Renault et Lafarge maintiennent leurs projets                                    MOHAMED BENMERADI SE MONTRE RASSURANT
Les groupes français acceptent d'investir en Algérie en respectant la règle 49/51.
Le projet de la voiture algérienne avance doucement mais sûrement. Le ministre de l'Industrie, de la PME et de la Promotion de l'investissement a indiqué jeudi, en marge de la séance des questions orales au siège du Sénat à Alger, que le projet de construction de la voiture algérienne est en cours de négociations avancées avec le constructeur Renault. «Nous avons passé en revue une trentaine de questions relatives à la réalisation du projet de la voiture algérienne et nous sommes arrivés à un accord à 90% avant de continuer les négociations sur d'autres détails qui restent», a souligné M.Mohamed Benmeradi.
L'assiette réservée à la réalisation de cette usine sera probablement fixée à la zone industrielle de Bellara à El Milia dans la wilaya de Jijel. La capacité de production de cette usine peut aller jusqu'à 75.000 voitures/an, selon le ministre de l'Industrie.
«L'Algérie à importé environ 320.000 véhicules durant l'année en cours», a ajouté M.Benmeradi qui n'a pas écarté l'encouragement d'autres constructeurs automobiles à venir investir en Algérie, dont la marque allemande Volkswagen. Au sujet du groupe Lafarge spécialisé dans la production du ciment qui s'est retiré de la cimenterie Segusse à Oum El Bouagui, il y a quelques mois, après la nouvelle disposition de la LFC 2009 concernant le respect de la règle 51/49%, le ministre a avancé que ce groupe est revenu officiellement sur sa décision pour reprendre le projet en acceptant la règle du marché algérien dicté par la loi de finances. «Nous avons reçu une lettre du groupe Lafarge, il y a un mois de cela, pour annoncer la reprise de la cimenterie de Oum El Bouagui avec ses trois unités de production», a affirmé M.Benmeradi.

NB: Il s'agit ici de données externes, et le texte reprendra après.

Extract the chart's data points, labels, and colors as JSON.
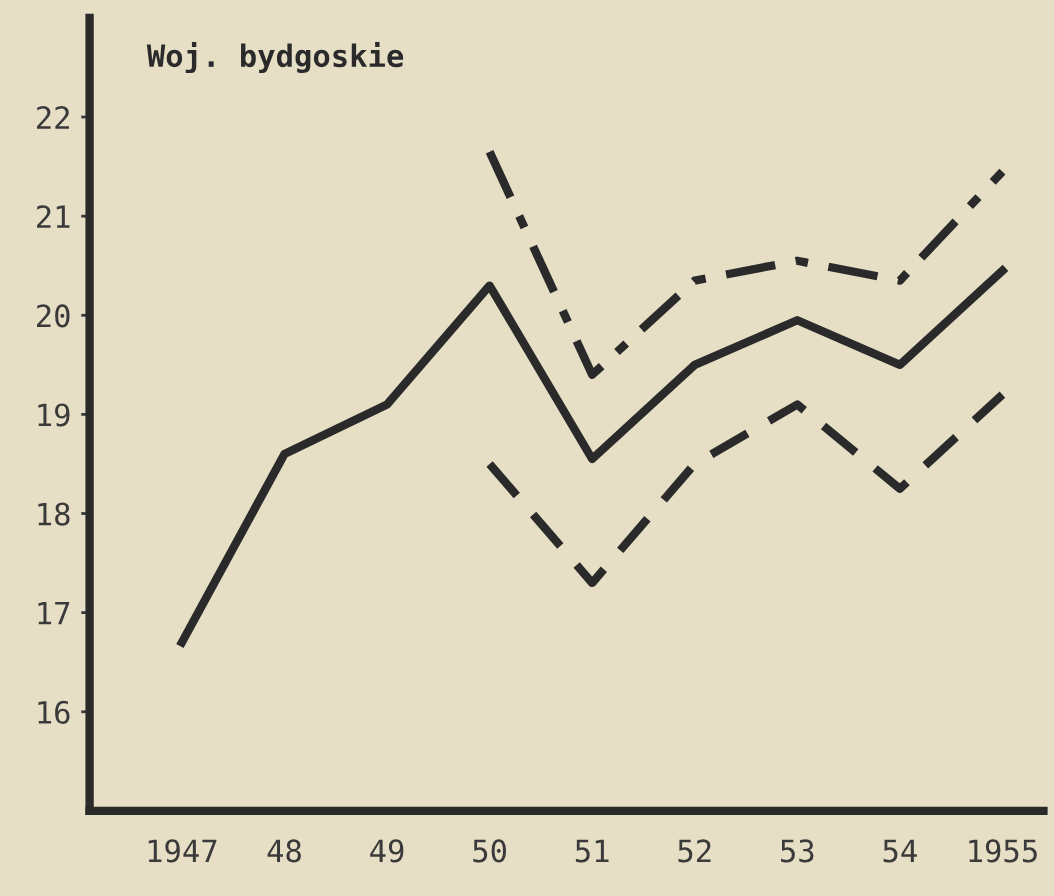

La production nationale en ciment atteint 17,5 millions de tonnes et arrive à répondre aux besoins du marché algérien sans contrainte, selon le ministre. Considéré comme une matière première pour la production industrielle, le trafic et l'exportation frauduleuse des produits ferreux et non ferreux préoccupent les pouvoirs publics, d'où le renforcement de la lutte contre ces pratiques déloyales qui portent atteinte à l'économie nationale.
Le pays a enregistré la récupération de plus de 100.000 tonnes/an. Pour augmenter les capacités de récupération de ces produits, l'Etat a accordé un crédit de 4 milliards de dinars remboursable dans les deux ans qui suivent pour les entreprises spécialisées dans le domaine.
Au-delà des 3 usines présentes déjà dans le secteur des récupérations des déchets, Oran et Boumerdès bénéficient de la construction de deux usines qui seront chargées de la collecte et du traitement des déchets. Par ailleurs, les investissements enregistrés sont très faibles dans le Sud algérien malgré toutes les mesures incitatives qui sont prises par l'Etat afin d'encourager les investisseurs étrangers. Ces dernier accordent un vif intérêt au centre du pays en premier lieu, puis l'Est, l'Ouest et le Sud en dernier.
«Les investisseurs préfèrent s'installer là où l'environnement économique est plus important. L'autoroute, les ports, la main- d'oeuvre qualifiée et autres facteurs de proximité motivent davantage les investisseurs étrangers», selon le ministre de l'Industrie. La bureaucratie est un autre facteur de ralentissement et de blocage pour les investissements.